Betrachten wir das Bild, das sich in den vorhergehenden Ab­schnitten vor unseren Augen entrollt hat, noch einmal zusammen­fassend, so ergibt sich mit unzweifelhafter Klarheit, daß unsere Be­sitzungen in der Südsee nach diesem Kriege Aufgaben zu erfüllen haben werden, die hinter denen unserer afrikanischen Kolonien nicht zurückbleiben.
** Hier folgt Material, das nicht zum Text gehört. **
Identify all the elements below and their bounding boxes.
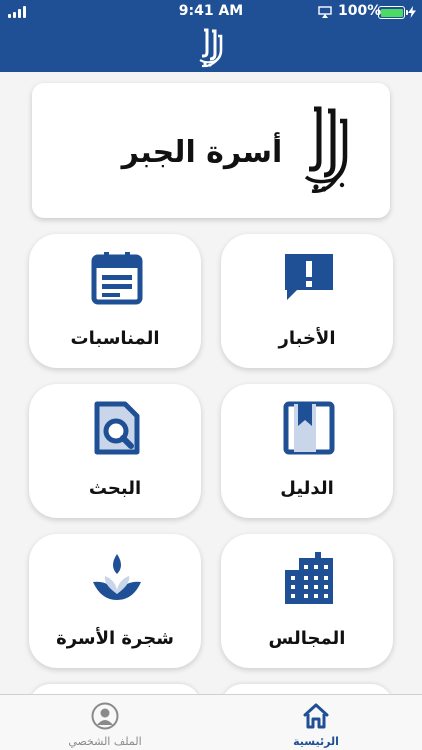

Nicht Eroberungslust, Ehrgeiz, Abenteuerdrang oder eine vorübergehende Laune haben die Lenker der Geschicke des Deutschen Reiches veranlaßt, unter Bruch mit alten Überlieferungen und Grund­sätzen überseeischen Landerwerb zu suchen, vielmehr hat sie die klare Erkenntnis der dringenden Bedürfnisse unseres Volkstums dazu ver­anlaßt, nach eigenen Betätigungsfeldern für Deutschlands Handel und Wandel in Übersee Ausschau zu halten. Die Gesichtspunkte, die damals den Ausschlag gegeben haben, sind heute nicht verschwunden, vielmehr sind die Bedürfnisse von Handel und Industrie mit ihrer fortschreitenden Entwicklung noch gewachsen. Wenn dieser Krieg ausgekämpft sein wird, dann darf das Deutsche Reich nicht durch den Verlust seiner Kolonien oder Teilen davon in seiner natürlichen Entwicklung gehemmt sein, vielmehr muß es sich voll ent­falten können im freien Spiel der Kräfte. Die deutsche koloniale Be- tätigung hat längst aufgehört, eine Privatangelegenheit einzelner unternehmender Kaufleute zu sein; sie ist seit langem eine Ange­legenheit des ganzen deutschen Volkes geworden.

In der Reihe unserer überseeischen Besitzungen spielen aber die­jenigen in der Südsee eine hervorragende Rolle, sowohl in macht- politischer wie in wirtschaftlicher Beziehung. Angesichts der nach dem Kriege so dringend notwendigen Zusammenfassung all unserer Kräfte wird es nötig sein, die von allen Rohstoffen entblößte Heimat so rasch wie möglich in die Lage zu versetzen, die aus dem Gleis geworfene Volkswirtschaft wieder aufzubauen.